Wednesday, October 20, 2021

This Monday, journal Nature published a multidisciplinary research paper from five universities, showing for the first time that pedestrians tend to choose a route that points to the destination as much as possible in each section. Previously observed in animals, the vector-based navigation has resulted in sometimes consistently longer routes than the shortest available option, as well as choice of different routes from A to B and from B to A due to the differences in where how vector is pointing, the authors wrote.

The authors had processed 55,000 anonymised GPS paths from 14,000 people in the Boston and Cambridge areas over the duration of one year to find “A to B” and “B to A” pairs to analyse.

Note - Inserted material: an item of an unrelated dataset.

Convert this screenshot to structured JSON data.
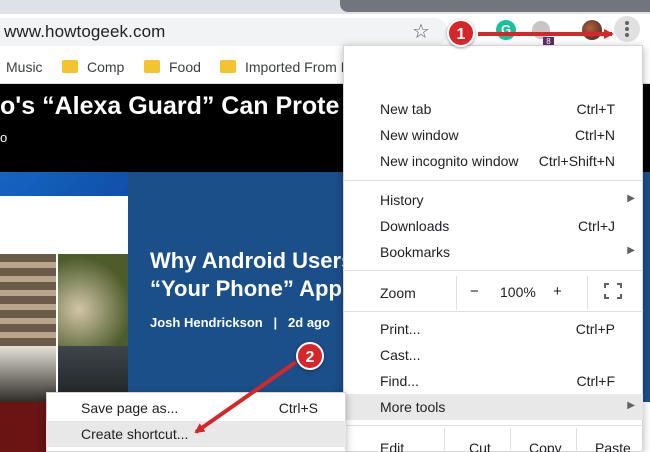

The research team comprised staff from Massachusetts Institute of Technology, Paris-Saclay University, France, The University of Hong Kong, Polytechnic University of Turin, Italy, New York University, USA, and Istituto di Informatica e Telematica del CNR, Italy.

One of the authors, Professor Carlo Ratti from MIT Senseable City Lab, a research group that explores how new technologies are changing the way we understand, design and ultimately live in cities, commented that the findings could be useful as a part of ongoing research to understand better how the human brain works and to utilize the obtained knowledge in the design of artificial intelligence systems.

One of the paper authors, Professor Joshua Brett Tenenbaum, commented that the vector based navigation does not require access to a detailed map of the area. Modern navigation computers are able to evaluate shortest route without paying attention to the angular displacement, he remarked, “You can’t have a detailed, distance-based map downloaded into the brain, so how else are you going to do it? The more natural thing might be use information that’s more available to us from our experience. Thinking in terms of points of reference, landmarks, and angles is a very natural way to build algorithms for mapping and navigating space based on what you learn from your own experience moving around in the world.”

Prior research by Hugo Spiers, Professor of Cognitive Neuroscience, University College London, published in 2014 and in 2017 in journal Current Biology, had previously demonstrated vector based navigation in animals via the hippocampus and entorhinal cortex.